When I got out (~1969) I went back to school at U of I in Chicago, working on a BS in Physics. While there, I created an alter-identity as Tony Lincoln to sneak into a computer programming class. (For no more than submitting a batch job (on punch cards, of course) with a name not on the list, a new computer account would be created. I'm in!) I learned Fortan on my own that way, and became a fixture at the computer facility, helping new students and working on my own programs. Everyone there knew me as Tony, as the green-ruled fanfold job printouts had the user's name in bold ASCII graphic lettering. When an IBM assembler class was first offered, friends pushed me to take it. A prerequisite was the basic Fortran class, whose content I was quite comfortable with, but had never taken. If I asked for a waiver, I'd have to admit to my fraud. Uncomfortable. But I did it, got sufficient forgiveness, and added real computer classes to my studies.
After squeaking by and getting my BS by agreeing not to pursue a career in physics, it was time to face getting a job. Teaching had always been on my radar, and I joined a program at DePaul for an MS in Teaching Physics. It was an unusual niche program, but Gerry Leitz (and others) made it happen. With that degree and whatever it took to get teaching credentials, I started my career as a teacher.
I taught science (maybe not physics) for a year or so at Mother of Sorrows girls' high school, and then got a full time job at Bremen High in district 205 in Midlothian. I was "the physics teacher", though I taught mostly other science and maybe a little math. I think my total teaching career was about 9 years.
While I was doing that, I became actively involved in the ISPP (Illinois State Physics Project?) group, and even got an outstanding achievement award from them (an apple peeling machine with an inscribed plaque). Those were good times.

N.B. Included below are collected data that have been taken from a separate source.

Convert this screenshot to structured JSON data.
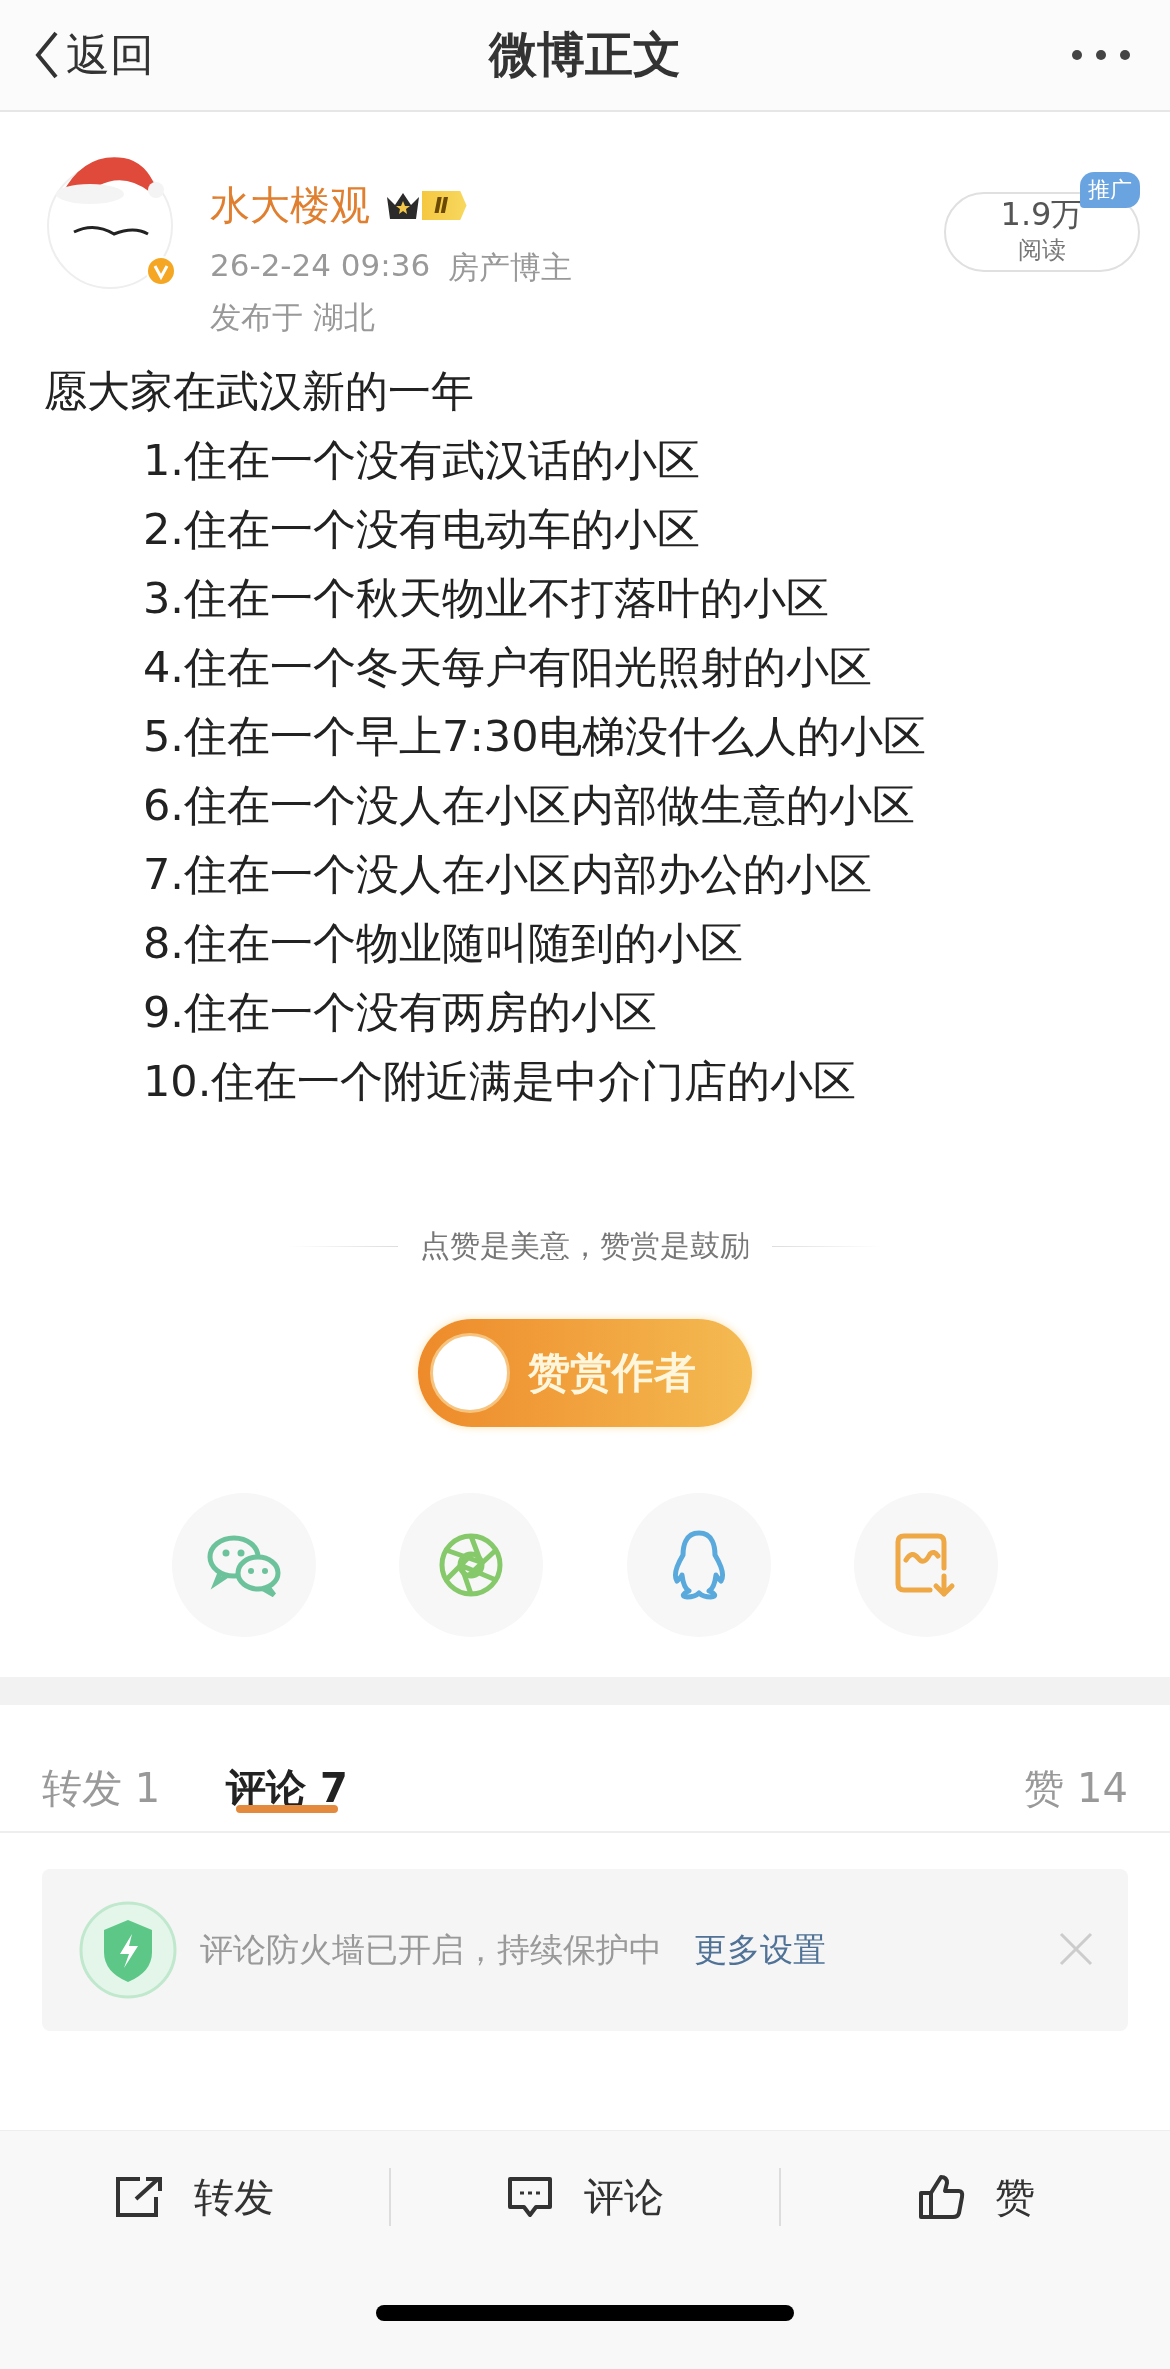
{
  "nav": {
    "back": "返回",
    "title": "微博正文"
  },
  "post": {
    "author": "水大楼观",
    "level_badge": "Ⅱ",
    "time": "26-2-24 09:36",
    "category": "房产博主",
    "location": "发布于 湖北",
    "reads": {
      "value": "1.9万",
      "label": "阅读",
      "badge": "推广"
    },
    "heading": "愿大家在武汉新的一年",
    "items": [
      "1.住在一个没有武汉话的小区",
      "2.住在一个没有电动车的小区",
      "3.住在一个秋天物业不打落叶的小区",
      "4.住在一个冬天每户有阳光照射的小区",
      "5.住在一个早上7:30电梯没什么人的小区",
      "6.住在一个没人在小区内部做生意的小区",
      "7.住在一个没人在小区内部办公的小区",
      "8.住在一个物业随叫随到的小区",
      "9.住在一个没有两房的小区",
      "10.住在一个附近满是中介门店的小区"
    ]
  },
  "reward": {
    "slogan": "点赞是美意，赞赏是鼓励",
    "button": "赞赏作者"
  },
  "share": [
    {
      "kind": "wechat"
    },
    {
      "kind": "moments"
    },
    {
      "kind": "qq"
    },
    {
      "kind": "save-image"
    }
  ],
  "tabs": [
    {
      "label": "转发 1",
      "selected": false
    },
    {
      "label": "评论 7",
      "selected": true
    },
    {
      "label": "赞 14",
      "selected": false
    }
  ],
  "notice": {
    "text": "评论防火墙已开启，持续保护中",
    "link": "更多设置"
  },
  "actions": [
    {
      "kind": "repost",
      "label": "转发"
    },
    {
      "kind": "comment",
      "label": "评论"
    },
    {
      "kind": "like",
      "label": "赞"
    }
  ]
}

When Lauren was bumped from her teaching job, I couldn't support us both comfortably on my teacher's salary, so I sought a job in industry. I took a job as a hardware/software engineer at the small, privately owned Rich, Inc. We reverse engineered keyboard/video interfaces to financial systems, and designed, built, and wrote software for a system integrating others' disparate systems. While I started with a soldering iron and a scope, I progressed to having my own VT-100, and eventually even my own PC on my desk!

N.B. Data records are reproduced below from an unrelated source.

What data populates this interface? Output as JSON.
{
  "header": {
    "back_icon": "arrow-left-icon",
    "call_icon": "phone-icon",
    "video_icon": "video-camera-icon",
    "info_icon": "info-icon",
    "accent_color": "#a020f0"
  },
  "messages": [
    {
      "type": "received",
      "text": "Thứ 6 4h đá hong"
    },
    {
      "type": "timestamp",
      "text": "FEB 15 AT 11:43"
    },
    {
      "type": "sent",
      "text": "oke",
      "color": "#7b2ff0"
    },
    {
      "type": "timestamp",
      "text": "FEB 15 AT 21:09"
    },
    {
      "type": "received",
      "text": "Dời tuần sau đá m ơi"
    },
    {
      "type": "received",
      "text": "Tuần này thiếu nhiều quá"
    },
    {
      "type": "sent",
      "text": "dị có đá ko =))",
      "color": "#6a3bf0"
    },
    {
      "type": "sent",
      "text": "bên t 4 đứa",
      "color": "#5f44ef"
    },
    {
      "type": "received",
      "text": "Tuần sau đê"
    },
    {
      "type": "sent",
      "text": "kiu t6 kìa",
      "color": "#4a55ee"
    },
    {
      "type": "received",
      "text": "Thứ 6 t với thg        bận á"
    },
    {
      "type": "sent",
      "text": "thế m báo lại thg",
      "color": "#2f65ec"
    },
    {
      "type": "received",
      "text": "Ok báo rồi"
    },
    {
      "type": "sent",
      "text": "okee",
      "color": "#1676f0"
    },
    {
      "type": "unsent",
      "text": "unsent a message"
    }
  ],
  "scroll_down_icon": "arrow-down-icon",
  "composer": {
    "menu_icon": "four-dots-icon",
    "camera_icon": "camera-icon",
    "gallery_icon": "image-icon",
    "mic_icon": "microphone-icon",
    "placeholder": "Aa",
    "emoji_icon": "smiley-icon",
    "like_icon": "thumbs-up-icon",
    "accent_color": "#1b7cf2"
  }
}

Among various hats I wore with Rich, I was for a while Vice President of Technology Assessment. Eventually, Rich was bought by Reuters. Some found I'd been a teacher, and I became, then headed the training department, then a technical writer. Hardware faded, and we morphed to a software organization. (The nice Tektronix scope at home was a parting gift from the old days.) I became a C software developer, then development manager. They made me a manager for a while, but we agreed that wasn't a great fit. I finished my almost 30 years there as an elder in the support group for our software. We were colocated with the developers, and I could speak both their language and that of the outside world of customer-facing support groups, and added value by being a buffer layer between the two. To help keep our lab of a few hundred machines running, I became a linux sysadmin, not as an end, but just so we could configure the machines to reproduce and troubleshoot problems that was our day job.
Between Rich, Reuters, and finally Thomson Reuters, I went for working in an engineering department with a dozen guys to part of a large international company without ever actively changing jobs.
I closed out that chapter with a retirement option I couldn't refuse in Feb, 2009. I worked there for 3 more years - same group, same work - but as a part time consultant. The two years of 3 days/week was great - the extra days off let me get a lot more done at home. The last year of 2 days/week was different: Those two days of having to go into the office were a nuisance. Interesting.